Getting in a car accident can be a traumatic and painful experience. An incident that unfolds in a matter of seconds can change your life for good. Fortunately, there are aspects you can control starting at the scene of the crash and after settling your claim.
After calling for help and gathering evidence and information at the scene, it’s time to compile an insurance claim or file a lawsuit and ultimately end this chapter. Doing so will only be possible with a proactive mindset and learning to make the most of your claim.
Keeping track of expenses
Expecting compensation is often justifiable, but you will likely need to move forward with covering accident-related expenses before accepting a settlement offer. Therefore, fronting car repair expenses, medical bills and alternative treatments may have to come out of your pocket before receiving damages. You might also have to pay all these unexpected costs while taking time off from work and missing pay. Keeping a paper trail, including receipts, medical records and communication with your employer, will be crucial.
Weighing all options
Notifying insurance about your accident and diligently collaborating with them will work in your favor. There are often strict deadlines, so it’s necessary to contact an agent as soon as possible. It’s also worth noting that as eager as you may be to put your accident in the past, you may receive a lowball offer.
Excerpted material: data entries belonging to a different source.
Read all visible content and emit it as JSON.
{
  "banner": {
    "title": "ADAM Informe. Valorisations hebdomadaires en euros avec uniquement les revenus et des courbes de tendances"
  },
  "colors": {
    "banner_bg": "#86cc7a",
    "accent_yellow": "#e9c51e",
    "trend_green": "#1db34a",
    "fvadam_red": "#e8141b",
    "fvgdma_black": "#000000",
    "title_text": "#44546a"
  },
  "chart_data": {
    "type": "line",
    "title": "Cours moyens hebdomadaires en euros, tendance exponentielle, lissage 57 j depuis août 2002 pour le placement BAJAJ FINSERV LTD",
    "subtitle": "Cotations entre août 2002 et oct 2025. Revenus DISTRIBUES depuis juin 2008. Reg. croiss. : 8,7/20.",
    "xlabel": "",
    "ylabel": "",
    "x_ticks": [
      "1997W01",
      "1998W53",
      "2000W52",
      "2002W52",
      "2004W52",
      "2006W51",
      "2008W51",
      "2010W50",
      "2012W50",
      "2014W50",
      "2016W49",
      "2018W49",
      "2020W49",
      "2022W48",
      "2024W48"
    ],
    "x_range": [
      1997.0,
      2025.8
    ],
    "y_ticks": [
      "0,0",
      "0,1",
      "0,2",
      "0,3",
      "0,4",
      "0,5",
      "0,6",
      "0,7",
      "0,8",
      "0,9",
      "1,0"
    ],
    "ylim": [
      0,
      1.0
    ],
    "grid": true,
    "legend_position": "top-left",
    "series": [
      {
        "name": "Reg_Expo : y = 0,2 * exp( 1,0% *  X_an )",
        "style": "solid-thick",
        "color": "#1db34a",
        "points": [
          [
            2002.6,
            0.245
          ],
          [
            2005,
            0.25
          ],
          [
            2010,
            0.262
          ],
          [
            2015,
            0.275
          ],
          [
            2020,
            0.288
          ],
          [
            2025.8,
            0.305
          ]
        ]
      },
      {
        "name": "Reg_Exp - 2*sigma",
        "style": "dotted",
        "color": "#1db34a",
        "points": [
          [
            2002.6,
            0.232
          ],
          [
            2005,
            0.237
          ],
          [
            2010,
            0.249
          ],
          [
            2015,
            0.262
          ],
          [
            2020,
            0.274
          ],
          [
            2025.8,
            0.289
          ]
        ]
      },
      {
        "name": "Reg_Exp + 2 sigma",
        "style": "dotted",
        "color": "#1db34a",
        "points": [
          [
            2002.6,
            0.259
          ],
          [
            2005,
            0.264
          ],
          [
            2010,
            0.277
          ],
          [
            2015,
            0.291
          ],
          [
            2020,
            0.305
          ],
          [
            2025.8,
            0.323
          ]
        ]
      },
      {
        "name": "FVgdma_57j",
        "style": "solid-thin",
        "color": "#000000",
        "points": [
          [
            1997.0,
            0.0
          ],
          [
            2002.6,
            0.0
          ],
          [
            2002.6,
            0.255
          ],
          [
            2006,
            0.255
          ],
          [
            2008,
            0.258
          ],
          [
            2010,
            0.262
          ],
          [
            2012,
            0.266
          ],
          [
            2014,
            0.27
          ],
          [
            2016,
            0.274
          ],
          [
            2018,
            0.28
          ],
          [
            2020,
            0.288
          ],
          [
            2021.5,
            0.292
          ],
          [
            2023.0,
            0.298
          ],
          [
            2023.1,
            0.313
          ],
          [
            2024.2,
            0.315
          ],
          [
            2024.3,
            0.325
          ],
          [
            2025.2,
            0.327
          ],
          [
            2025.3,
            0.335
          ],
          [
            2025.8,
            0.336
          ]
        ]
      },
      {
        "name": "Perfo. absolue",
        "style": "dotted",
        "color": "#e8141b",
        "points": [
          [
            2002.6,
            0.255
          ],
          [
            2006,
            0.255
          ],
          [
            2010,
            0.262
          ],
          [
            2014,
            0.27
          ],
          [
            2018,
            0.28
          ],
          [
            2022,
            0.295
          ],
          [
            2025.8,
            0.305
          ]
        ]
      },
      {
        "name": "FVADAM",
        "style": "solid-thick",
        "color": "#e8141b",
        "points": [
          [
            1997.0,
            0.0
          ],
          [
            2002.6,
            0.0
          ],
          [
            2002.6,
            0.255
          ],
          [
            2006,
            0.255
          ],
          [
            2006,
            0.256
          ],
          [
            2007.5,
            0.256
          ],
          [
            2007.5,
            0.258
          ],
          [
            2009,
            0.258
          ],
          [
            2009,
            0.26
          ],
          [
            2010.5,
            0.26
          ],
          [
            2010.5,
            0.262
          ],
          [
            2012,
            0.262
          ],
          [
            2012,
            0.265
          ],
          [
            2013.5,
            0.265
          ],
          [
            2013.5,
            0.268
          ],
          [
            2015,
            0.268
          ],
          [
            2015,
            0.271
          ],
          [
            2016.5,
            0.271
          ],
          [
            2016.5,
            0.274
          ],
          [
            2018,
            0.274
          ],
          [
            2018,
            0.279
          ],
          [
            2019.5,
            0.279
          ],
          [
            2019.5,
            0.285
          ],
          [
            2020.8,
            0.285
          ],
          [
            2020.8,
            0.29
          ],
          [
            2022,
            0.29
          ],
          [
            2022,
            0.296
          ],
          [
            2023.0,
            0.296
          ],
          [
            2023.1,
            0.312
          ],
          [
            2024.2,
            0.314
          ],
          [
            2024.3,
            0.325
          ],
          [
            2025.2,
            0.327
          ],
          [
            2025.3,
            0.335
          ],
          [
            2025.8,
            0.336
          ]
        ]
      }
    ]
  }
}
Instead of immediately accepting an offer, check that the amount presented to you makes sense, given the known and predicted costs of the wreck and its aftermath. Negotiating a more acceptable offer is an option, and you can also seek legal support if you are unsure if the adjuster is playing you or if fighting for fairness on your own doesn’t work.
Even if you didn’t play any role in causing the crash, tumultuous events often give us the space to reassess how we go about our days. Although a collision isn’t an ideal way to remember how short life can be, it gives an opportunity for every party involved to drive with more care. Maybe that means putting your phone down or reconsidering speeding on your way to work. There’s always room for improvement.